Three free music events in Knoxville on Sunday are worth absorbing.
At 4 p.m., at the Alumni Auditorium at UT, the University of Tennessee Orchestra will perform Dmitri Shostakovich’s “Symphony No. 10 in E Minor,” Op. 93. If you can only make one of the three free events, I’d pick this one. Parking is free in the lot across from Neyland Stadium, close to Alumni Auditorium.
It’s the power of music to overcome despair. It was written in a period during which Joseph Stalin had it in for Shostakovich. But was smart enough to know that making Shostakovich “disappear” might backfire. So he did everything in his power to isolate the composer and take away Shostakovich’s ability to communicate to the Russian people through the voice of music.
There are some parallels there about certain things in our own slice of time that readers are free to draw for themselves.

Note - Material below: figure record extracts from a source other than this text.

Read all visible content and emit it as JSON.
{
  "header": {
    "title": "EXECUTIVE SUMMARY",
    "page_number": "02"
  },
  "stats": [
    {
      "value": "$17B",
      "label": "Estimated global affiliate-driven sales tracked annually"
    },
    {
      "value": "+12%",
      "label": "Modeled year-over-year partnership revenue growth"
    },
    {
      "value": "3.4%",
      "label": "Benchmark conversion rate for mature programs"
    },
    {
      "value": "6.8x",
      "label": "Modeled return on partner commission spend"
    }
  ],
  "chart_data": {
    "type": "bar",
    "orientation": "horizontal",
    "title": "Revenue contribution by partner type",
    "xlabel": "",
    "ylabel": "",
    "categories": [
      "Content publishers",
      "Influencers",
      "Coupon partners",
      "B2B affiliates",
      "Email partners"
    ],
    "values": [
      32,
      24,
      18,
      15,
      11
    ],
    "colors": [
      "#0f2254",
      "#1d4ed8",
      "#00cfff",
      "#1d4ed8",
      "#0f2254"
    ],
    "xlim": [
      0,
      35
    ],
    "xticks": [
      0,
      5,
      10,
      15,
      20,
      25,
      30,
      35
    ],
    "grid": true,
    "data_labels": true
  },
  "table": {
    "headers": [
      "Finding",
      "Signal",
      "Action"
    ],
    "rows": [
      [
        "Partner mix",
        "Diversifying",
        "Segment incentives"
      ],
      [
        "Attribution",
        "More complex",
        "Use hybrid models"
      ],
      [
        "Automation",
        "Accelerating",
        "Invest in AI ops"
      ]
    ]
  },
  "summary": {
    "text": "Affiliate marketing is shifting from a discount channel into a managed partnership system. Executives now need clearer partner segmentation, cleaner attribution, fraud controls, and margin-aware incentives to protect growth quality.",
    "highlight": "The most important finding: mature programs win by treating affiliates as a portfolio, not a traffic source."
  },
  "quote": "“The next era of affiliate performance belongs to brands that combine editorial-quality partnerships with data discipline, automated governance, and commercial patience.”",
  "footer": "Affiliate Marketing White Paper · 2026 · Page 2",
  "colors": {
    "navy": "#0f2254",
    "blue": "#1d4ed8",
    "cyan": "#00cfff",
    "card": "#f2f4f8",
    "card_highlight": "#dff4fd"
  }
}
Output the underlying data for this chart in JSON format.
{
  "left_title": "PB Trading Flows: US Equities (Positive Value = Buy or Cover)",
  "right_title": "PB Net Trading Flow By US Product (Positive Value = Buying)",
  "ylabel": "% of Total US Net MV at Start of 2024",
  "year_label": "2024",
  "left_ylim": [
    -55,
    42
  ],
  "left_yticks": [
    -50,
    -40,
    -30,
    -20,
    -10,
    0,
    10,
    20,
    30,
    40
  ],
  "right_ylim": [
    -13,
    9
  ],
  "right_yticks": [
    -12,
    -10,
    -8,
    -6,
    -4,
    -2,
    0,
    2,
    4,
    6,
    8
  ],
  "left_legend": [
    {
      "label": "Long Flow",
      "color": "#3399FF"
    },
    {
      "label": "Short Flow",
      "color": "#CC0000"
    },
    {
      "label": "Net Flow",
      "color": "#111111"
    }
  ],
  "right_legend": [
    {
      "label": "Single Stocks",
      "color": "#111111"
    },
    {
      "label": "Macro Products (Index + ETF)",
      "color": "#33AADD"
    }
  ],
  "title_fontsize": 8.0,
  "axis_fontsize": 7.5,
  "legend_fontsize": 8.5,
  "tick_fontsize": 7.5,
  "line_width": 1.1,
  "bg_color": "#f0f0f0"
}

Stalin did succeed in so severely criticizing the 29-year-old Shostakovich’s opera, “Lady Macbeth of the Mtsensk District,” after attending a performance in January 1936, that not only did the opera disappear overnight in Russia during enormous success, Shostakovich became a social pariah that people would cross the street to avoid out of fear of association.
Shostakovich struggled for the next 17 years, until Stalin’s death in March 1953, to survive emotionally and maintain his artistic integrity.
“Symphony No. 10 premiered in December 1953. He had worked on it in secret. The symphony has been described as “48 minutes of tragedy, despair, terror and violence and two minutes of triumph.” The entire piece is a response to Stalin’s brutality. The second movement is specifically a portrait of Stalin himself.
This isn’t “good time music.” But it is music that should be experienced to understand the power of art, whether it’s music, visual art or theater.
At 5 p.m., the Knoxville Opera Gospel Choir opens its 9th season with a concert at Overcoming Believers Church, 120 S. Bell Street.
“We are the only opera company in the world that has its own Gospel Choir and we are proud to present our eclectic repertoire featuring outstanding local and visiting guest artists,” said choir conductor Jeanie Turner Melton.
The concert will feature gospel music, spirituals and opera aria highlights.
Melton is not a push-over choir director. If you don’t put in the work, you don’t sing for her. The choir has a demanding 12-rehearsal schedule to prepare for their concert season.
At 6:30 p.m., at St. John’s Cathedral, 413 Cumberland Ave., downtown, Inversion Vocal Ensemble will present another eclectic music concert. Comprised of classically-trained students and alumni of several universities: Tennessee State, Oakwood, Morgan State and Vanderbilt; and Morehouse and Westminster Choir Colleges, the ensemble performs music that covers the genres of classical, gospel, jazz and inspirational music, often in their own unique arrangements.